Не скроем от читателя, мы были обрадованы, увидев в самом авторе рассказа подтверждение нашей мысли. От зоркого испытанного глаза г. Писемского, разумеется, не могло укрыться некоторое родство Клементия с романтическими типами совершенно другого рода, и вот какие слова влагает он своему герою: «Даже по сей день, сударь, я самому себе удивляюсь: кажись, этакими пустыми словами, как рассуждать со стороны, так малого ребенка провести нельзя, а тут всему веру давал. У господ справедливая поговорка есть, что любовь слепа: коли она овладела человеком, так он ничего не видит и не понимает, как следует, а может быть и то – вы, конечно, этому не поверите, – а может быть, они и привороту какого-нибудь мне дали – прах их знает». Если отнять последнюю прибавку, составляющую красную нитку или узорчатую бахрому ткани, пришиваемую обыкновенно для красоты, то речь Клементия обнаруживает нам довольно ясно, что господская поговорка чуть ли не была первой причиной всех испытанных им бедствий. Господская поговорка дала и необыкновенные размеры его страсти, и долгое колебание воли, и ту степень праздной тупости, которые так эффектно развиваются повествованием г. Писемского. Многого бы не случилось с Клементием без господской поговорки; да если правду сказать, то подобные господские поговорки известны почти всем героям простонародных рассказов, – только они не высказывают их так откровенно, как Клементий.

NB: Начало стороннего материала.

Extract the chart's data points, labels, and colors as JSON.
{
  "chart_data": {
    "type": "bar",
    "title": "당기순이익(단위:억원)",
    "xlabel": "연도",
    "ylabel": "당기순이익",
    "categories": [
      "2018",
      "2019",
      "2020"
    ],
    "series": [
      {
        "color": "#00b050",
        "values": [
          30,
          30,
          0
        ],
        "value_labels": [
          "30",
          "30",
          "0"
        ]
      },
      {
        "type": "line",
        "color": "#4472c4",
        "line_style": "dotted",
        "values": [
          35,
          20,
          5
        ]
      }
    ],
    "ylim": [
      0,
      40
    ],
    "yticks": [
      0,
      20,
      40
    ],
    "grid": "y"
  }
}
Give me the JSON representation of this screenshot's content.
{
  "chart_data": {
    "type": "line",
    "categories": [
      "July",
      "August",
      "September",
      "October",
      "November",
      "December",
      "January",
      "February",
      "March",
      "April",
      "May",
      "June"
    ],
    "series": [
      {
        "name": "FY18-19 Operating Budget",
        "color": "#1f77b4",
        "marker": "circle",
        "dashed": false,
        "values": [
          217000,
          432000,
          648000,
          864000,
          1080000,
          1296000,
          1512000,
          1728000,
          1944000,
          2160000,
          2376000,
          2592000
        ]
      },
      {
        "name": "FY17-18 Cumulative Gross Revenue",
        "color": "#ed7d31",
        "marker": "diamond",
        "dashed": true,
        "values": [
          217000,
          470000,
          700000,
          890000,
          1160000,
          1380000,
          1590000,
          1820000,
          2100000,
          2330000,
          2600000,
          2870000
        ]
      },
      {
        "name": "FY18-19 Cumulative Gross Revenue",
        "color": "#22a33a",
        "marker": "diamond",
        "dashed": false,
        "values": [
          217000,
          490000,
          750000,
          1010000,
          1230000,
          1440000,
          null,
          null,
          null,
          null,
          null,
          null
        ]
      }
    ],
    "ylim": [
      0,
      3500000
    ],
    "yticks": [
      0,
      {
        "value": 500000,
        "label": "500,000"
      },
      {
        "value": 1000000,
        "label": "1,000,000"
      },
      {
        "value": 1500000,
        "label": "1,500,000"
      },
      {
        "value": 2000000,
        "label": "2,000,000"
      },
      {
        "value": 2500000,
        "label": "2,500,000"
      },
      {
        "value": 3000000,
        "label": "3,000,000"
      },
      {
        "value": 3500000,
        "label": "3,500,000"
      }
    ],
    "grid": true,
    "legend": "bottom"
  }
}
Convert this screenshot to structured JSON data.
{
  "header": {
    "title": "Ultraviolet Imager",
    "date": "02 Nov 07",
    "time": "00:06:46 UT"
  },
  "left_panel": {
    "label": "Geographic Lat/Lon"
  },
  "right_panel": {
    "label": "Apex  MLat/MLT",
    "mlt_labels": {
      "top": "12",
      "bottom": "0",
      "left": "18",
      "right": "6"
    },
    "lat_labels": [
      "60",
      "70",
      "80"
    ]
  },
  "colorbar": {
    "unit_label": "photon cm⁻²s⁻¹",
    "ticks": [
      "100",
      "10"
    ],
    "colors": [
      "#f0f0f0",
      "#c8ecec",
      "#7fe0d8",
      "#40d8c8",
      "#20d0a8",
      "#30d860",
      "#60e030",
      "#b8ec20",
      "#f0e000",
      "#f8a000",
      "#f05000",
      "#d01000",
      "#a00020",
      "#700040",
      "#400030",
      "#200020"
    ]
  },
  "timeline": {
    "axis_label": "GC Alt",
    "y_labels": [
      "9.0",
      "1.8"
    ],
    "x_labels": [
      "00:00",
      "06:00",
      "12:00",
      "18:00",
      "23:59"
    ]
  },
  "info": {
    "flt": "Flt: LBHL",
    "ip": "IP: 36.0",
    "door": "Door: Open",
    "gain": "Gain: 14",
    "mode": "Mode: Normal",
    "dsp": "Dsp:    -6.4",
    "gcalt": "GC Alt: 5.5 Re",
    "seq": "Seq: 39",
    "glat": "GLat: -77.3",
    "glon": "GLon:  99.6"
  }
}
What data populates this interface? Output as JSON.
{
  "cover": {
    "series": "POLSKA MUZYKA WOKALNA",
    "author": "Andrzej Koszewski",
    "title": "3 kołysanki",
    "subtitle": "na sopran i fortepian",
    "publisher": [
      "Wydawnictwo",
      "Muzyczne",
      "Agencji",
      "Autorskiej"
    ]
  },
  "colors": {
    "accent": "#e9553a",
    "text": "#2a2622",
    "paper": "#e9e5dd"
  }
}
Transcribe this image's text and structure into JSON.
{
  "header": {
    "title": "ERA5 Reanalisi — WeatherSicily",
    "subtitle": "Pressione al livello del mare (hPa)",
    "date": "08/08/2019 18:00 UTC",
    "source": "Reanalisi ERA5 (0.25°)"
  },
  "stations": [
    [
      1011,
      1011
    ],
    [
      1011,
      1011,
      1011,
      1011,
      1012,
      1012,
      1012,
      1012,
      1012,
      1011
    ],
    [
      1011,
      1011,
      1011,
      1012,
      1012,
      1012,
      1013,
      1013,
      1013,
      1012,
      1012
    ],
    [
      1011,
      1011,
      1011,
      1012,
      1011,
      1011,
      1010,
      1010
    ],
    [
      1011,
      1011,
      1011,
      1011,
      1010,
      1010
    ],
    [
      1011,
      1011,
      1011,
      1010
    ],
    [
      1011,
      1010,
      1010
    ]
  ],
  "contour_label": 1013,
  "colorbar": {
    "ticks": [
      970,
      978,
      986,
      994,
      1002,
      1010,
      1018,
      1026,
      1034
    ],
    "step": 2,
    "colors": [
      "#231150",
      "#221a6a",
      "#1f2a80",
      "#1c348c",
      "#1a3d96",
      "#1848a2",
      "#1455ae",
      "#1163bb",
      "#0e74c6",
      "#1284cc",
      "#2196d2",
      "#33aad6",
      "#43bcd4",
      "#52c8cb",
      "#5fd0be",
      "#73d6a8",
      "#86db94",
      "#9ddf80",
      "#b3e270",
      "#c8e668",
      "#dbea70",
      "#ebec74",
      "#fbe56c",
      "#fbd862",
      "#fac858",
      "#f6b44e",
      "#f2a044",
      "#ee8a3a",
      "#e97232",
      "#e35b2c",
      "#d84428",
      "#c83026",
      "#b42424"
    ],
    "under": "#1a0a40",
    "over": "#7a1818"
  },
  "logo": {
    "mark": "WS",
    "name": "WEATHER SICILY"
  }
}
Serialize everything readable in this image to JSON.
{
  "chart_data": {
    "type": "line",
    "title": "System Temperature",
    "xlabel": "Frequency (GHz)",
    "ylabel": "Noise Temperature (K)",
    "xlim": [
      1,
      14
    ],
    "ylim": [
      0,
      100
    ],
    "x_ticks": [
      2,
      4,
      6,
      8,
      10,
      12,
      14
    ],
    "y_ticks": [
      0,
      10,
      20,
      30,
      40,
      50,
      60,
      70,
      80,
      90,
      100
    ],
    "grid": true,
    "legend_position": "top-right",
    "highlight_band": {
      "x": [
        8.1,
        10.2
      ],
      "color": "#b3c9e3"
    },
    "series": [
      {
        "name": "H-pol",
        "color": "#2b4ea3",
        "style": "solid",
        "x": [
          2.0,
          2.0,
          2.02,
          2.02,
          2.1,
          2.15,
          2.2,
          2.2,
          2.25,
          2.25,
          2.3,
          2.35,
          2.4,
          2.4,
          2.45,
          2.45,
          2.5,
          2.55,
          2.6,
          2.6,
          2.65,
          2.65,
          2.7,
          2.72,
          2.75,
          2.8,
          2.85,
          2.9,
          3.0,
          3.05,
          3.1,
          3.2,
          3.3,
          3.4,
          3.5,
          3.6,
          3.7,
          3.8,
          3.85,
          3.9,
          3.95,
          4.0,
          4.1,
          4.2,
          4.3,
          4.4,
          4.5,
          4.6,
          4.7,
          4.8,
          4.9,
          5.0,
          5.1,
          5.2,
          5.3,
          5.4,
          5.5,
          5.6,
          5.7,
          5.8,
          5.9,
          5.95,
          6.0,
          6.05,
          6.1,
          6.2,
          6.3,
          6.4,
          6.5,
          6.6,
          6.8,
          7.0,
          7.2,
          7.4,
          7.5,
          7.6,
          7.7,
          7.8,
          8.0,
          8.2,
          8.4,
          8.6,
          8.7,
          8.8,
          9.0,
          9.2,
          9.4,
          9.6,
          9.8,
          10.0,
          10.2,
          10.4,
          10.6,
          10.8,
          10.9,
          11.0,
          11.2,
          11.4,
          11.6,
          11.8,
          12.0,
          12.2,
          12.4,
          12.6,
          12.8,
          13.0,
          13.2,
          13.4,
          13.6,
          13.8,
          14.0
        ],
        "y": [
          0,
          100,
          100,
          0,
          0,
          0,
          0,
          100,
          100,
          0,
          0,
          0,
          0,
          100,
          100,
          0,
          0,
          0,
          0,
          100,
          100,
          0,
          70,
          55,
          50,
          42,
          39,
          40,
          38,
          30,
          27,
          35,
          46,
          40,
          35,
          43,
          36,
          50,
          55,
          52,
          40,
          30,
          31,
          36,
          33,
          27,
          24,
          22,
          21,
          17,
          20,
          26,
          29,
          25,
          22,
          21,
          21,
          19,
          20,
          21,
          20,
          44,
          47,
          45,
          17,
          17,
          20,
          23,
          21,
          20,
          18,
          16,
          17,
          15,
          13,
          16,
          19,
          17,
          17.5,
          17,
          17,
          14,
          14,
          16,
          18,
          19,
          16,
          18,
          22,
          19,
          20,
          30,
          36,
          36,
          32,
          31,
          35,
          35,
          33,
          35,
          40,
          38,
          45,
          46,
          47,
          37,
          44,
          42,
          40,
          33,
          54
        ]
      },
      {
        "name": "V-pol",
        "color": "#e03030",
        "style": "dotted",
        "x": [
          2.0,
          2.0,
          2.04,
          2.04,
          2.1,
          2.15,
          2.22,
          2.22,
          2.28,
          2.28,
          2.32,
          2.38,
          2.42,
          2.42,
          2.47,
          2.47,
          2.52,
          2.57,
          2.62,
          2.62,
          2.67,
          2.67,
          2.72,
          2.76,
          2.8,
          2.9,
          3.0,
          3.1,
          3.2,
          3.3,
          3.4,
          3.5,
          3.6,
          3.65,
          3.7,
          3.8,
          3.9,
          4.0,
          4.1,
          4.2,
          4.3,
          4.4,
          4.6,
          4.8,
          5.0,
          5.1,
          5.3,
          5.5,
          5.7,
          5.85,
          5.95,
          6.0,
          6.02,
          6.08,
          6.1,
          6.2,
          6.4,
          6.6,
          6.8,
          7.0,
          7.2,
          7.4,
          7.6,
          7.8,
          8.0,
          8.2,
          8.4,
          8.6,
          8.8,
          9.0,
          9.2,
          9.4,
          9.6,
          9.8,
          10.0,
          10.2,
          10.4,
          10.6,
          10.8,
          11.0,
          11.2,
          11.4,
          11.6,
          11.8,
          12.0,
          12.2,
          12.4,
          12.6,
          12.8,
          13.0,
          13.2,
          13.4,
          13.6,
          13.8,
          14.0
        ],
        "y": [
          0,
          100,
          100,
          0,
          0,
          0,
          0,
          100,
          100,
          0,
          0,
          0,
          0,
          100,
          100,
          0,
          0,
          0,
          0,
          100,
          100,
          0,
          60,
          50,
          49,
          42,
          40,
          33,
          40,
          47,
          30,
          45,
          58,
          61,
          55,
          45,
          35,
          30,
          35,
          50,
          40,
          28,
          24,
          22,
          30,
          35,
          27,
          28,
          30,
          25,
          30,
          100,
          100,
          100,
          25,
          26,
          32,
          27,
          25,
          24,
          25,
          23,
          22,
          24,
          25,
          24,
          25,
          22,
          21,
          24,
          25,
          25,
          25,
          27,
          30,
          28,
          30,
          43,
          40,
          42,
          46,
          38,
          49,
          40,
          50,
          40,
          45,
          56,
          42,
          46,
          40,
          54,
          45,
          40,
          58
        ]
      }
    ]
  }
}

При всем том драма, выведенная г. Писемским, еще производит на читателя сильное впечатление даже и тогда, когда он знает, что для спаяния частей ее в одно целое употреблены посторонние вещества. Рубец едва замечается – так много искусства употреблено автором для скрытия его. Действительно, кто умеет любоваться приемами художника и наслаждаться ими, помимо даже самого существа дела («для них самих», как сказал бы ученый теоретик), тот найдет обильную пищу эстетическому наблюдению в рассказе г. Писемского. История его знакомства с Клементием, способ, каким он догадывается о характере и обстоятельствах его по некоторым внешним, весьма тонким признакам, наконец, постепенность интереса, растущего вместе с развитием события, – все это свидетельствует о руке, уже навыкшей держать руль повествования и направлять его по своему усмотрению, верно, правильно и прямо к цели. Человеку, который в современном произведении ищет прежде всего современной истины, надо остерегаться г. Писемского больше, чем кого-либо. Ни один писатель, сколько нам известно, так не умеет закрыть сомнительный товар и пропустить его под нашими глазами, как он; ни один не завлекает вас так точностию и естественностию простонародного языка, как он, и не сумеет под благовидным предлогом дать ход образу и представлению, для которых нужно особенное снисхождение читателя. В самом еще искусстве расположения рассказов и воспроизведения мысли своей таится у него часто замысел на ввод многих частностей, которые, будучи взяты отдельно, уже не выдерживают проверки. И часто также случается, что при рассказах г. Писемского вы наслаждаетесь собственно не сущностию жизни, о которой идет дело, а мастерским способом автора говорить о ней, извлекаете поучение и вывод не касательно быта, который описывается, а касательно искусства, с каким подступает к нему автор и им овладевает. Искусство здесь – обман, как нередко случается в отношении народных повествований, и читателю должно беречься от опасной ошибки: принять авторские силы, изменяющие и подчиняющие себе предмет, за настоящий вид, за настоящую фигуру предмета. Осторожность нужна более всего при втором рассказе г. Писемского. Обольщение, какое производит «Леший» г. Писемского, должно быть строго проверено читателем, если он не хочет получить о весьма важном предмете понятие автора, увлекательное и теплое, разумеется, но, по нашему мнению, тоже не совсем согласное с истиной.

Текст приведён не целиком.